Olphi y la seguridad del restaurante protegieron a Camilla y a nosotros del ataque de los reporteros.
Al instante, el brazo de Karsten se deslizó protectoramente alrededor de mi cintura mientras me protegía con su cuerpo y brazos.
Una mano con un micrófono fue empujada en mi cara, casi golpeando mi mejilla, y él la apartó con un gruñido.
Como un protector, me mantuvo pegada a su lado y segura.
Mis ojos traidores se deslizaron hacia arriba para observarlo.
La oscuridad y la ira habían nublado su expresión mientras me ayudaba a acomodarme en el coche.
Pregunta tras pregunta nos lanzaban mientras las cámaras destellaban, tratando de tomar nuestras fotos privadas.
Juro que la gente de los medios eran los imbéciles más molestos en toda la industria del entretenimiento.
La negativa descarada a respetar la privacidad de alguien me enfurecía.
—¿Estás bien?
—preguntó, su voz bañada en preocupación, y solo asentí.
Una vez que nos instalamos en el coche, Olphi nos alejó antes de que pudieran causar más daño.
—Debería haberlos golpeado a todos —gruñó Karsten, y pude sentir su ira a través de su voz.
—Imbéciles y bastardos —escupió Camilla, y entendí que ella había pasado por su parte de mala prensa.
—Son una molestia.
Una vez casi destruyeron las vidas de mis padres —exhalé pesadamente, y su cabeza se volvió para mirarme.
—¡Oh!
Puedo imaginarlo.
¿Tu apellido es Zyair?
—preguntó, pareciendo un poco perdida.
La última vez que nos conocimos, me había abstenido de hablar sobre mi familia porque estaba ocultando mi identidad en ese momento.
—Sí, Zyair Kincaid es mi padre, y Skyla Zyair es mi madre.
—Sabía que Camilla vivía muy lejos de Ciudad Ángel, y podría no haber oído hablar de ellos, pero mis padres eran famosos en la industria de la moda.
Algo de color desapareció de su rostro ante la revelación, y entendí que los conocía.
Tal vez no aprobaba que su precioso hijo saliera con alguien cuyo padre tenía una historia que personas como ella no encontraban apropiada.
No me importaba; estaba orgullosa de mi padre, pero muchas familias adineradas despreciaban nuestra posición social.

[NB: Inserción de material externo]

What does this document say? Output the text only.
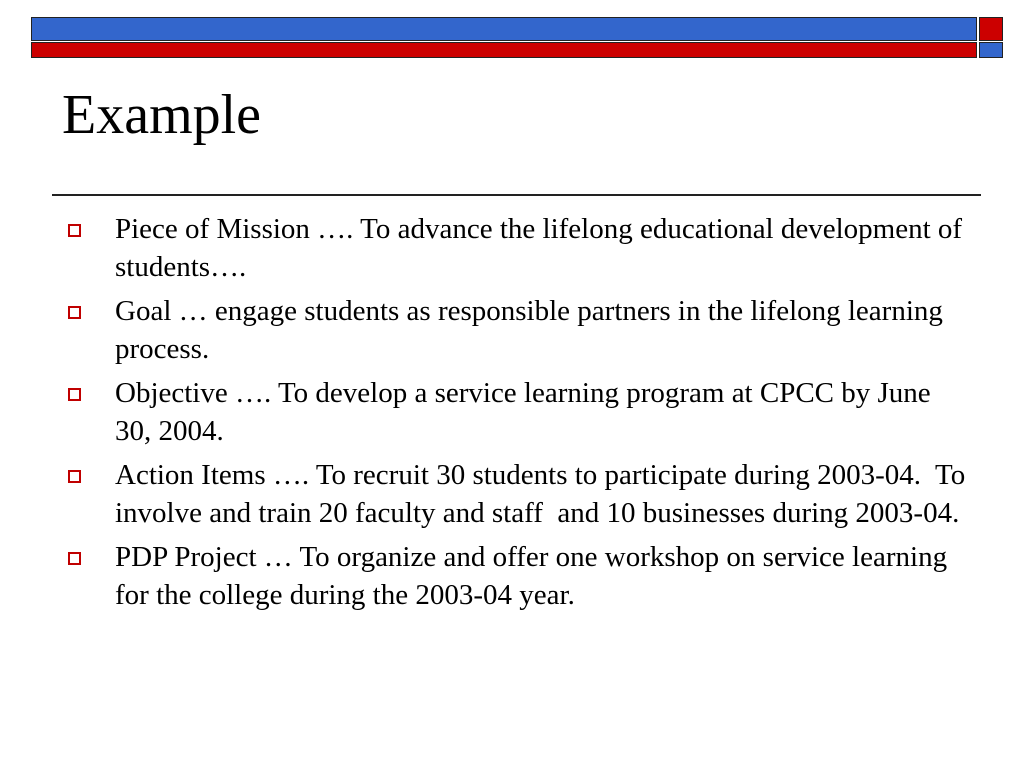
Example
Piece of Mission …. To advance the lifelong educational development of students….
Goal … engage students as responsible partners in the lifelong learning process.
Objective …. To develop a service learning program at CPCC by June 30, 2004.
Action Items …. To recruit 30 students to participate during 2003-04.  To involve and train 20 faculty and staff  and 10 businesses during 2003-04.
PDP Project … To organize and offer one workshop on service learning for the college during the 2003-04 year.
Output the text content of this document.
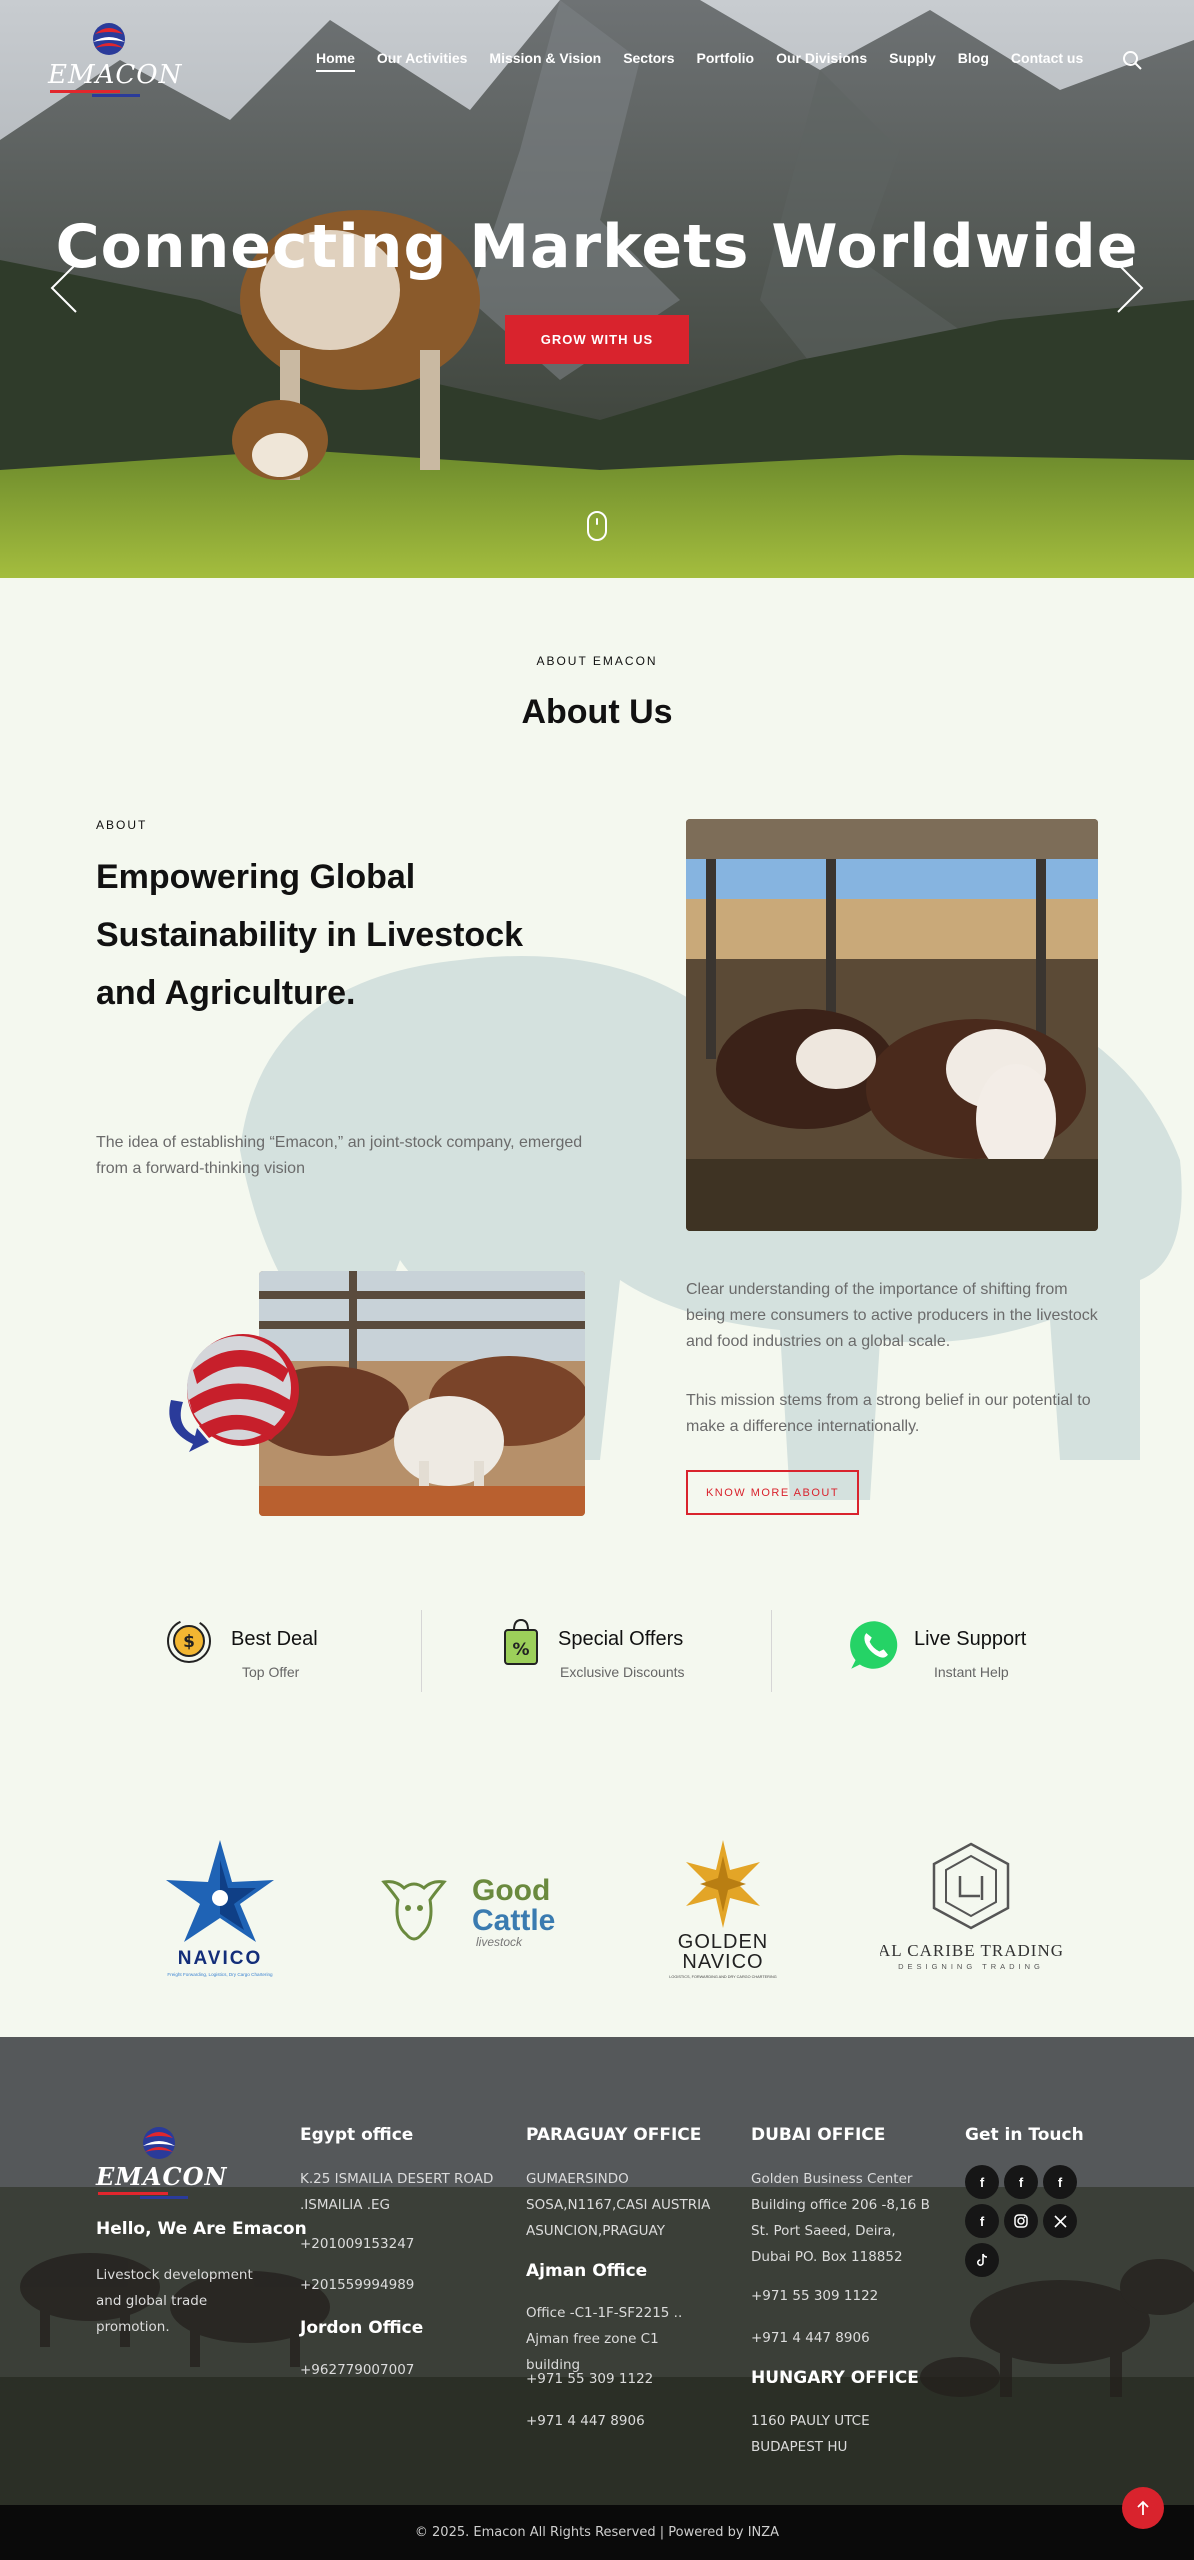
EMACON
Home Our Activities Mission & Vision Sectors Portfolio Our Divisions Supply Blog Contact us
Connecting Markets Worldwide
GROW WITH US
ABOUT EMACON
About Us
ABOUT
Empowering Global Sustainability in Livestock and Agriculture.

The idea of establishing “Emacon,” an joint-stock company, emerged from a forward-thinking vision

Clear understanding of the importance of shifting from being mere consumers to active producers in the livestock and food industries on a global scale.

This mission stems from a strong belief in our potential to make a difference internationally.

KNOW MORE ABOUT
$ Best Deal
Top Offer
% Special Offers
Exclusive Discounts
Live Support
Instant Help
NAVICO
Freight Forwarding, Logistics, Dry Cargo Chartering
Good
Cattle
livestock	GOLDEN
NAVICO
LOGISTICS, FORWARDING AND DRY CARGO CHARTERING
AL CARIBE TRADING
DESIGNING TRADING
EMACON
Hello, We Are Emacon
Livestock development and global trade promotion.
Egypt office
K.25 ISMAILIA DESERT ROAD .ISMAILIA .EG
+201009153247
+201559994989
Jordon Office
+962779007007
PARAGUAY OFFICE
GUMAERSINDO SOSA,N1167,CASI AUSTRIA ASUNCION,PRAGUAY
Ajman Office
Office -C1-1F-SF2215 .. Ajman free zone C1 building
+971 55 309 1122
+971 4 447 8906
DUBAI OFFICE
Golden Business Center Building office 206 -8,16 B St. Port Saeed, Deira, Dubai PO. Box 118852
+971 55 309 1122
+971 4 447 8906
HUNGARY OFFICE
1160 PAULY UTCE BUDAPEST HU
Get in Touch
f	f	f
f
© 2025. Emacon All Rights Reserved | Powered by INZA
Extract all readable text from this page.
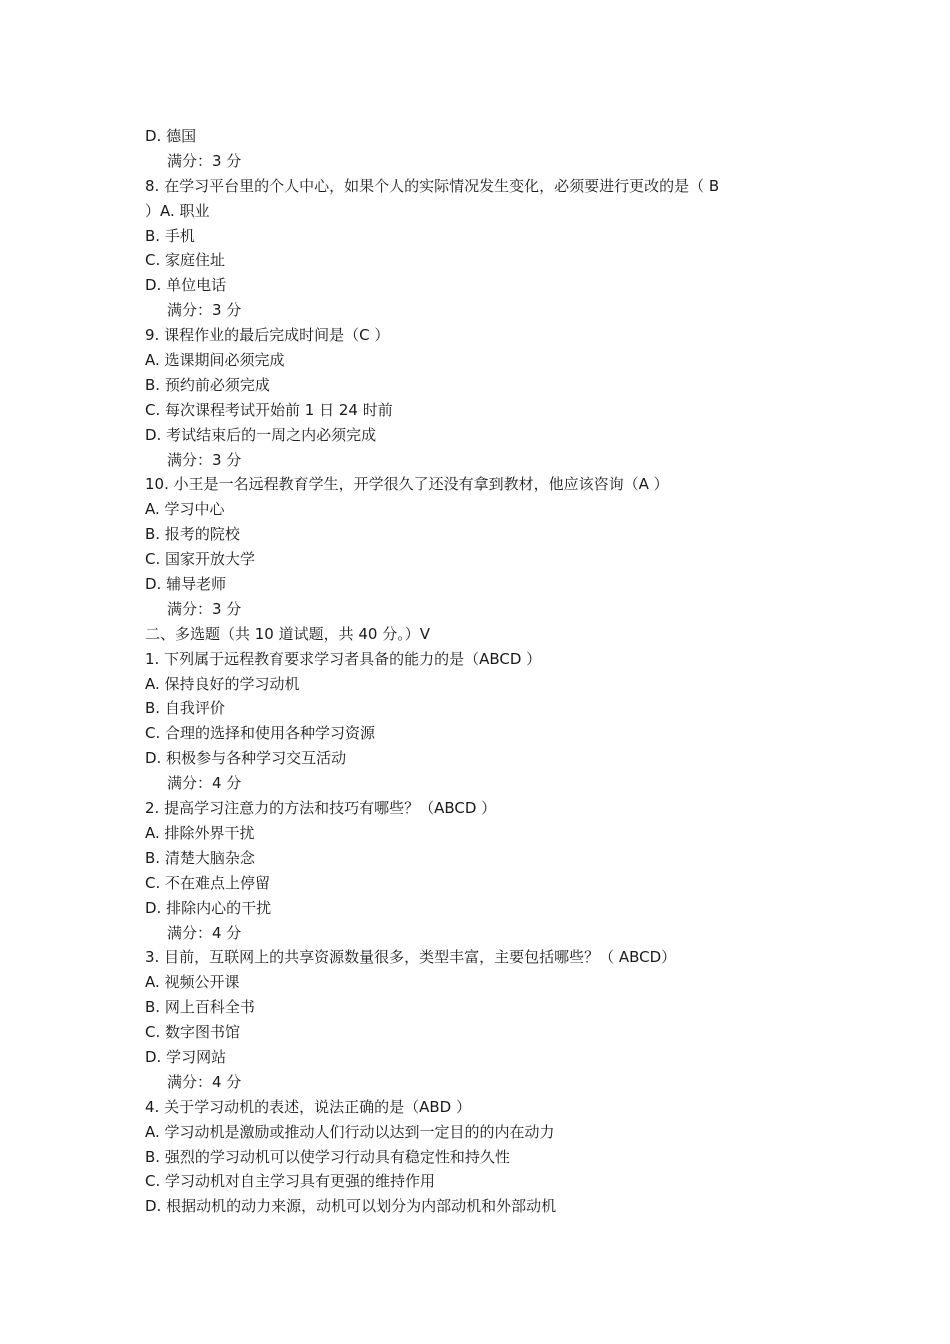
D. 德国
满分：3 分
8. 在学习平台里的个人中心，如果个人的实际情况发生变化，必须要进行更改的是（ B
）A. 职业
B. 手机
C. 家庭住址
D. 单位电话
满分：3 分
9. 课程作业的最后完成时间是（C ）
A. 选课期间必须完成
B. 预约前必须完成
C. 每次课程考试开始前 1 日 24 时前
D. 考试结束后的一周之内必须完成
满分：3 分
10. 小王是一名远程教育学生，开学很久了还没有拿到教材，他应该咨询（A ）
A. 学习中心
B. 报考的院校
C. 国家开放大学
D. 辅导老师
满分：3 分
二、多选题（共 10 道试题，共 40 分。）V
1. 下列属于远程教育要求学习者具备的能力的是（ABCD ）
A. 保持良好的学习动机
B. 自我评价
C. 合理的选择和使用各种学习资源
D. 积极参与各种学习交互活动
满分：4 分
2. 提高学习注意力的方法和技巧有哪些？（ABCD ）
A. 排除外界干扰
B. 清楚大脑杂念
C. 不在难点上停留
D. 排除内心的干扰
满分：4 分
3. 目前，互联网上的共享资源数量很多，类型丰富，主要包括哪些？（ ABCD）
A. 视频公开课
B. 网上百科全书
C. 数字图书馆
D. 学习网站
满分：4 分
4. 关于学习动机的表述，说法正确的是（ABD ）
A. 学习动机是激励或推动人们行动以达到一定目的的内在动力
B. 强烈的学习动机可以使学习行动具有稳定性和持久性
C. 学习动机对自主学习具有更强的维持作用
D. 根据动机的动力来源，动机可以划分为内部动机和外部动机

—Ya veo —dijo simplemente, cualquier apariencia de sonrisa y el ligero calor que había comenzado a mostrar se evaporó en ese momento.
Girando la cabeza, comenzó a mirar hacia afuera, y encontré su reacción extraña.
Justo entonces, mi teléfono sonó.
Sacándolo, vi que era un mensaje de Callum.
Mis latidos se intensificaron mientras lo abría con mis dedos temblorosos, sabiendo que debía haber conseguido alguna información sobre él.
{Arata, no pude recuperar mucho, pero encontré algunas cosas relacionadas con el lado de la familia de su madre y sobre su padre.
El nombre de su padre es Preston Hugh, y ha estado en la cárcel durante los últimos 26 años por cargos de violación y sexuales contra varias mujeres.
El lado de su madre pertenece a un anillo especial de la Mafia que se especializa en justicia vigilante.
Van por el apellido Toledo, que se mantiene como secreto, y una vez que el varón mayor de la familia se casa, asume el papel de líder de su área.}
Mi corazón se hundió rápidamente.
Sabía sobre su padre, pero ahora conocía su nombre y podía buscar más sobre él.
Mientras pensaba que su padre era el verdadero problema, resultó que el lado de su madre también estaba retorcido.
Eso explicaba el tatuaje de serpiente.
Ahora las advertencias y lo que seguían diciendo y amenazándolo tenían sentido.
Las palabras de Urisa volvieron a mí cuando le había preguntado.
—¿Ella conoce toda la verdad sobre ti?
Mi mente se preguntaba si esa era la razón por la que tenía tanto miedo de encontrar el amor y casarse.
¿Tenía miedo de convertirse en el Señor de la Mafia?